In a move that could redefine how 2.6 billion people use Facebook Messenger and Facebook’s acquired WhatsApp and Instagram apps, The New York Times reported on Jan. 25 that Facebook CEO Mark Zuckerberg plans to integrate the platforms. The announcement turned up the volume on antitrust and privacy warnings directed at the social media giant.
The Times cited unnamed sources involved in the project who said the apps will continue as stand-alone services, but their “underlying technical infrastructure will be unified” so people can chat across platforms. This strengthens Facebook’s “grip on users, raising antitrust, privacy and security questions,” The Times wrote. The move is no doubt a topic of conversation at rival messenger teams at Apple and Google. Zuckerberg considers Apple’s iMessage to be its chief competitor. The Times says the integration move is designed to keep users from migrating away from Facebook’s message apps.
According to CNBC, “EU lawmakers have previously dinged Facebook for approaching a monopoly on mobile messaging. Zuckerberg at the time argued that users have choice because the average American uses eight social apps. Facebook controls three of those eight, in addition to WhatsApp, and it now plans to integrate them.” Facebook purchased Instagram in 2012 and WhatsApp in 2014. The social media behemoth has said the companies would operate independently and continue to honor the pledge of privacy to users, despite being acquired by a company whose business model is leveraging user data. The original founders of the acquired companies have since left. The WhatsApp privacy commitment changed dramatically two years later when it announced it would share user data with Facebook for advertising purposes.

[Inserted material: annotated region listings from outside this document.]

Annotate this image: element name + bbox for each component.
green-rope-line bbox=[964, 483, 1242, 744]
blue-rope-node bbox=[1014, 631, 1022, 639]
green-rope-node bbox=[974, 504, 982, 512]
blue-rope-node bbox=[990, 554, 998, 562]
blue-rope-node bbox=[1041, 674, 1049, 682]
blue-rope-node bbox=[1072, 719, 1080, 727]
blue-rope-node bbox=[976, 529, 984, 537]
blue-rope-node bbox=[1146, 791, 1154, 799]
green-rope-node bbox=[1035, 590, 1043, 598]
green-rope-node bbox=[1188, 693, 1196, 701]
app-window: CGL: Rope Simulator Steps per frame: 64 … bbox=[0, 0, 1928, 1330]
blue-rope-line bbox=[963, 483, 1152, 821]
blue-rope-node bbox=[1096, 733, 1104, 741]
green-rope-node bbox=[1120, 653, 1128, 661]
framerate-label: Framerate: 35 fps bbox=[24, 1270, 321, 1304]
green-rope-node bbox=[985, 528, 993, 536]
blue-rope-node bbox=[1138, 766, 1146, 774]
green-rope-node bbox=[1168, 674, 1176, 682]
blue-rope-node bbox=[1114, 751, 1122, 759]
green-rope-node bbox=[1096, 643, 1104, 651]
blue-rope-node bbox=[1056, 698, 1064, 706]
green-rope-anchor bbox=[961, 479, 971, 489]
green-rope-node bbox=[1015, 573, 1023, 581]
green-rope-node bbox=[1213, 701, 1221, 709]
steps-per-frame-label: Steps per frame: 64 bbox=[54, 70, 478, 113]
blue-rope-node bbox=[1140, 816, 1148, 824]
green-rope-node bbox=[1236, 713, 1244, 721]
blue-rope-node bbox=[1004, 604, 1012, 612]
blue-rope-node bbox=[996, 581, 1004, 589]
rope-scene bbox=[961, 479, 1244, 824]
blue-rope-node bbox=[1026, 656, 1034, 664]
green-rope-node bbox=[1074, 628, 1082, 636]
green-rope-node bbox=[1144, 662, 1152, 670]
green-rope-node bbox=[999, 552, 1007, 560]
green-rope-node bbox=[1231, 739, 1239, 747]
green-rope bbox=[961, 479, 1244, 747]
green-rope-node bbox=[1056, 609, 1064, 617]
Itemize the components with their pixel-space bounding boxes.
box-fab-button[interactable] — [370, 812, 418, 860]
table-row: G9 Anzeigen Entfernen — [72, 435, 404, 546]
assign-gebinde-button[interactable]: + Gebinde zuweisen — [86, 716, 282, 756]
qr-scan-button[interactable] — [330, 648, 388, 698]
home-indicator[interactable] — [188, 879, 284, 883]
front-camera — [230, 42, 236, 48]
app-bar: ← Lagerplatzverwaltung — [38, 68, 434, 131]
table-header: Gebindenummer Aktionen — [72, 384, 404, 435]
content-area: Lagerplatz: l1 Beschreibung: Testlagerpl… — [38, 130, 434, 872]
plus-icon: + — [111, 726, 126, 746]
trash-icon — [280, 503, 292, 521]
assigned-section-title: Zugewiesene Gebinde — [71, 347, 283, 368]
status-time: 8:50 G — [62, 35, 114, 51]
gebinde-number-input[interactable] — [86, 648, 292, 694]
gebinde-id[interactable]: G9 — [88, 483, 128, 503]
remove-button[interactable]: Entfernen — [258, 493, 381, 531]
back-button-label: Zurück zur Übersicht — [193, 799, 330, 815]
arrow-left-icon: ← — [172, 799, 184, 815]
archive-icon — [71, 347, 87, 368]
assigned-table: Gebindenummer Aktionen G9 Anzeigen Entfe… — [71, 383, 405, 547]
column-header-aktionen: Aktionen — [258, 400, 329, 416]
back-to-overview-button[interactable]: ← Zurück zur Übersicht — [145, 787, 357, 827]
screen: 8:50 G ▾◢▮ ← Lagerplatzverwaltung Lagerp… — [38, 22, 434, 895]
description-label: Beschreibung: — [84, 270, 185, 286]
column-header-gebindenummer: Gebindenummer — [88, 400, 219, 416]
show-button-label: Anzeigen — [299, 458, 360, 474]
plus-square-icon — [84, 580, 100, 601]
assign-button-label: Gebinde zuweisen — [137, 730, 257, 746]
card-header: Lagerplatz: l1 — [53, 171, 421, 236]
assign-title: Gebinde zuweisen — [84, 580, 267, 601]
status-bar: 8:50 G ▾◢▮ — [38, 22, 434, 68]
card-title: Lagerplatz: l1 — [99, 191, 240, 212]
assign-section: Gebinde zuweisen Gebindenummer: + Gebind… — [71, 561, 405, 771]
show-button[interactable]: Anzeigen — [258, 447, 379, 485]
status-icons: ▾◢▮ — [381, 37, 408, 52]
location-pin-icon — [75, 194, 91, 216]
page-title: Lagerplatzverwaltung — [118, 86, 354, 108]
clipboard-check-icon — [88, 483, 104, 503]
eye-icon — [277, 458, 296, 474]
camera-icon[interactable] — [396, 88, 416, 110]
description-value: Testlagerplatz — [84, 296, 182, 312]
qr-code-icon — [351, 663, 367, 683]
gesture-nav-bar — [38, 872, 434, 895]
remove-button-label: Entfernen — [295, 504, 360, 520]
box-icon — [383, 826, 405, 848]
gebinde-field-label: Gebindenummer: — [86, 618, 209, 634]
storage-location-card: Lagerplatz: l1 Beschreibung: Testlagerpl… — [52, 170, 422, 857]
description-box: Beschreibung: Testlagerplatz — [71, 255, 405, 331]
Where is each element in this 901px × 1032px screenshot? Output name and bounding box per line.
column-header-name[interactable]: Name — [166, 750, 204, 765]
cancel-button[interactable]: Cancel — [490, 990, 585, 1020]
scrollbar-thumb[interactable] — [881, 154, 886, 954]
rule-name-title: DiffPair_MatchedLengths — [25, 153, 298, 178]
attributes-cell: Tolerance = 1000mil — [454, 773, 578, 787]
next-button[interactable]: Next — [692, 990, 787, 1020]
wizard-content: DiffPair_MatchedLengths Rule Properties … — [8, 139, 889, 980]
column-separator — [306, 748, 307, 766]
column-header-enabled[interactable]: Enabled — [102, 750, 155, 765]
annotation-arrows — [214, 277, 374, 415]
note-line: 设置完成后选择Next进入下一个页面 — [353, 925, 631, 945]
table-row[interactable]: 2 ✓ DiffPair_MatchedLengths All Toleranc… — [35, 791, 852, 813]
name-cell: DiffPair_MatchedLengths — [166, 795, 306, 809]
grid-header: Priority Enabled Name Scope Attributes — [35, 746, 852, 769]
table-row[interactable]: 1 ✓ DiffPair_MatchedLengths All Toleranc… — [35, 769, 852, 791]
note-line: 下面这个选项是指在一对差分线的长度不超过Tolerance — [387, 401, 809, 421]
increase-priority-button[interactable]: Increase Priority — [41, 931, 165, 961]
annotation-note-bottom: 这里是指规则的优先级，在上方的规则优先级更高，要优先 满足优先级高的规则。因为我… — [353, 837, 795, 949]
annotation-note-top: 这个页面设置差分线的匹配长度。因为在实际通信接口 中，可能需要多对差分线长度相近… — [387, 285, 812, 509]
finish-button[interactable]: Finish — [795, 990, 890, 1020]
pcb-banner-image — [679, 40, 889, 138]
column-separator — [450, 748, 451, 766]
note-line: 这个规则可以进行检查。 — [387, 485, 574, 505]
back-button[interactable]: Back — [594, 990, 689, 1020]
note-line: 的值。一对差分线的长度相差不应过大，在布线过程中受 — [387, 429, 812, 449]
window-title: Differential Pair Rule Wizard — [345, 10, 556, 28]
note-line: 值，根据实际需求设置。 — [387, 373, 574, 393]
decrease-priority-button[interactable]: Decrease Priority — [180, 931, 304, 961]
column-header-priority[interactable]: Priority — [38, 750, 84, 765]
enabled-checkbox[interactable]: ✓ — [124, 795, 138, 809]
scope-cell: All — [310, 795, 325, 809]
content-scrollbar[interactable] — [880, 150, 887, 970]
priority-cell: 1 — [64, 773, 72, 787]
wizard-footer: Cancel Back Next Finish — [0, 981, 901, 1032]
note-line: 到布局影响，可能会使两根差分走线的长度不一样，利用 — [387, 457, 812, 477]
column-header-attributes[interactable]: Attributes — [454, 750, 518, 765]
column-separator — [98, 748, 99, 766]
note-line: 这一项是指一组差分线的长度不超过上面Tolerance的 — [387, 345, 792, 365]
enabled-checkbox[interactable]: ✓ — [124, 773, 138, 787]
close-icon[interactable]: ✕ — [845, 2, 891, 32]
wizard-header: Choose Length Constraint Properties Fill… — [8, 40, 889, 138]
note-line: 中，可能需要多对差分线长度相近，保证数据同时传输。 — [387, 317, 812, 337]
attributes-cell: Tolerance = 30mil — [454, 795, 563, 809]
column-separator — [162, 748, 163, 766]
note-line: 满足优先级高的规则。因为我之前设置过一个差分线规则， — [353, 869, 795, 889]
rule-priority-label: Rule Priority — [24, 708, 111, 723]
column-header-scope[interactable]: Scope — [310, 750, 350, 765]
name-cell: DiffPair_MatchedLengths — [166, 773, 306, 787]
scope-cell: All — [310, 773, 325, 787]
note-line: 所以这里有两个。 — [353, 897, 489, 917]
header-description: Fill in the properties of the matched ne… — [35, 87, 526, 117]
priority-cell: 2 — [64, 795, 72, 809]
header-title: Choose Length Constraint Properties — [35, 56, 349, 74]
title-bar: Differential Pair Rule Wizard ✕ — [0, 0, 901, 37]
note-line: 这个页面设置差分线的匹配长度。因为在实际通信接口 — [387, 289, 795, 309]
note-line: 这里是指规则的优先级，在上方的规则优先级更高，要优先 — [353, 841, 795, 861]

According to the Electronic Privacy Information Center (EPIC), “WhatsApp users were not even given the opportunity to affirmatively consent to this change in business practice, despite the fact that it directly contradicted years of WhatsApp assurances. Rather, users were required to opt-out within 30 days.”
Globally, Facebook’s use of data gathered by the acquired privacy-focused businesses had regulators jumping. The UK Information Commissioner’s Office blocked the new data sharing policy at WhatsApp. The EU fined it $122 million. Germany’s privacy regulator ordered a halt of the data collection and instructed the companies to delete any share user data.
Barak Orbach, a professor of law at the University of Arizona, told CNBC that serious changes to antitrust law are inevitable given the evolution of the economy and modern business models.
Facebook can be legitimately criticized for merging these apps after contrary assurances and perhaps for trying to dominate messaging, but perhaps more importantly, this is another example of the evolving convergence between antitrust and privacy that appears to be being driven by forces outside the US enforcement agencies. It’s a challenging issue for antitrust and may eventually lead to a sea change.
Facebook frames its plan to merge these services as pro-consumer, arguing that users prefer not to worry about which friends are using which service. But that would not be a concern if Facebook allowed users to move their friend lists between apps with ease. That right, known as data portability, is a hot button topic in privacy right now, especially after the passage of the EU’s General Data Protection Regulations (GDPR) and the fledgling California Consumer Privacy Act (CCPA), both of which proscribe some rights to portability of "personal information."